Le Jury relève que la publicité en cause présente l’évolution, de sa naissance à l’âge adulte, d’une jeune femme qui emprunte les caractéristiques physiques, le caractère et les opinions de son entourage familial et amical. A l’issue de ce parcours de vie, où se mêlent l’inné et l’acquis, le choix de ses lunettes chez l’opticien lui permettra d’affirmer sa personnalité.

Contrairement à l’analyse du plaignant, le Jury estime que l’examen de la première partie de la vidéo ne permet pas d’établir que seuls les aspects superficiels ou négatifs de la personnalité de l’héroïne seraient associés aux femmes : les « yeux de sa mère » ne sont pas un élément superficiel, la « timidité », qui n’est pas nécessairement un élément positif, vient du père, quant au « caractère de la grand-mère », il est associé à un moment de colère, mais également à un mouvement de danse.

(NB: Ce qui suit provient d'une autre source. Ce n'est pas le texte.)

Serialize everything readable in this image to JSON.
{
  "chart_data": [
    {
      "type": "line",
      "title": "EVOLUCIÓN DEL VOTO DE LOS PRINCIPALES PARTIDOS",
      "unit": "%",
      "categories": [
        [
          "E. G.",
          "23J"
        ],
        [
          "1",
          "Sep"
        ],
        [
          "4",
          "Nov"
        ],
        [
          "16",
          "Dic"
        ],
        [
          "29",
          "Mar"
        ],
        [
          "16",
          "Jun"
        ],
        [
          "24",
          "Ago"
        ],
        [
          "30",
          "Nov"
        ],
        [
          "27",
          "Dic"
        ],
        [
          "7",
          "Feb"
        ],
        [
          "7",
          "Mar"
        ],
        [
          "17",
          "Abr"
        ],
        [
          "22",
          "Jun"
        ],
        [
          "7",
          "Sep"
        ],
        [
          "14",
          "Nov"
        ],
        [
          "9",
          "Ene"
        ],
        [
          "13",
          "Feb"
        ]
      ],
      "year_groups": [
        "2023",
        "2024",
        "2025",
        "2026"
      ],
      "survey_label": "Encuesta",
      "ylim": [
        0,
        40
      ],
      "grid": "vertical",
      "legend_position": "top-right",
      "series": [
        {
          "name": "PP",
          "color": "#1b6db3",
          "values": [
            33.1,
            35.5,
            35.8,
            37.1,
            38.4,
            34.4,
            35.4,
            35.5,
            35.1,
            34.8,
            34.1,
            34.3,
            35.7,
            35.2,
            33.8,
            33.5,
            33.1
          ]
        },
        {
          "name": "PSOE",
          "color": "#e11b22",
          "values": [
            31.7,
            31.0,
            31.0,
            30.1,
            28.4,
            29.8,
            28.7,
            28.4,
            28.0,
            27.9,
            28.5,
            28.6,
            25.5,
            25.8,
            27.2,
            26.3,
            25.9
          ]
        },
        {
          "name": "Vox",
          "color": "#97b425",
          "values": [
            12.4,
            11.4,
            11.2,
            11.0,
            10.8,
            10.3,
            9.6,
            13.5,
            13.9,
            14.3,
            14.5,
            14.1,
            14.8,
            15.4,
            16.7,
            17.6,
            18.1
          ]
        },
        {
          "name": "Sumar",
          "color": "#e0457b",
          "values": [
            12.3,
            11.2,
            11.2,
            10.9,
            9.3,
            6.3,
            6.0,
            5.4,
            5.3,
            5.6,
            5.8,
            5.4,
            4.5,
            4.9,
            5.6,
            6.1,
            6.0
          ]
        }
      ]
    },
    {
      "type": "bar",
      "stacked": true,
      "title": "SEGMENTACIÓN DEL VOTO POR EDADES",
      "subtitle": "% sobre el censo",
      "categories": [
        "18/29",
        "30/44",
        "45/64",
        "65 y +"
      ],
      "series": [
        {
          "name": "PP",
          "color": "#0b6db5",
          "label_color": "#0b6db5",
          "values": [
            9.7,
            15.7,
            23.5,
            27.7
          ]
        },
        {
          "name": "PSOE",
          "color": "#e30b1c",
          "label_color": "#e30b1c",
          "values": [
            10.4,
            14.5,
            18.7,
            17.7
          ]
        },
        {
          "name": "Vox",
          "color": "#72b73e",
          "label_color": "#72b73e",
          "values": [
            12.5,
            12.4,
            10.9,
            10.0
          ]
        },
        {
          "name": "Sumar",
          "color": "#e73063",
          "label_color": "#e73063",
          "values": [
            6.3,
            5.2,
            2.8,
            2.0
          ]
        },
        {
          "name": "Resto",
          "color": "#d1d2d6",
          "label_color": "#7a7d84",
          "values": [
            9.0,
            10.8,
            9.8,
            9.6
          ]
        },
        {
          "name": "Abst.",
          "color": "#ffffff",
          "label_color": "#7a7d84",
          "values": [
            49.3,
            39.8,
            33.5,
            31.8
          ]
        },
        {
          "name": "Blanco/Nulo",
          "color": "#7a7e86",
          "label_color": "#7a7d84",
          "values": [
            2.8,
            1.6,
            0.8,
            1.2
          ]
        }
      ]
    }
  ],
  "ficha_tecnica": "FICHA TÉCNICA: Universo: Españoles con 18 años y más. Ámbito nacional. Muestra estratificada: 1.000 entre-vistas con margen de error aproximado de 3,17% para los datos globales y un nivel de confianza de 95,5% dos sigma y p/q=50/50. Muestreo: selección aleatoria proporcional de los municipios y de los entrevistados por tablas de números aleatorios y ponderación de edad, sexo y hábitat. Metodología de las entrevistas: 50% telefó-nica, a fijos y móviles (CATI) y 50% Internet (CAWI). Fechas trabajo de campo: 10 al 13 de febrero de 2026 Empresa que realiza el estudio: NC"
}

S’il est exact que la présentation des opinions politiques ou sociales de la jeune femme laisse penser qu’elle n’a été influencée que par des hommes (« Eva a des convictions… Ce sont celles de Paul, … Fabien… Et une détermination sans faille : celle de son grand-père ! »), ce que l’on peut regretter, la conclusion du film dote Eva d’une personnalité unique (« Eva porte des lunettes. SES lunettes ! Et depuis elle ne ressemble à personne d’autre qu’à Eva ! »). Ce constat final permet de considérer que la personnalité de la jeune femme, qui n’est pas présentée comme dépourvue de capacité de jugement, résulte d’un ensemble d’influences.

Dans ces conditions, la publicité ne présente pas de caractère sexiste et ne donne pas une image dévalorisante ou inférieure de la femme par rapport aux hommes.

Le Jury est donc d’avis que la publicité en cause ne méconnaît pas les dispositions de la Recommandation précitée.

Avis adopté le 12 janvier 2018 par Mme Lieber, Présidente, Mme Gargoullaud, Vice-Présidente, M. Benhaïm, Depincé, Lacan, Leers et Lucas-Boursier.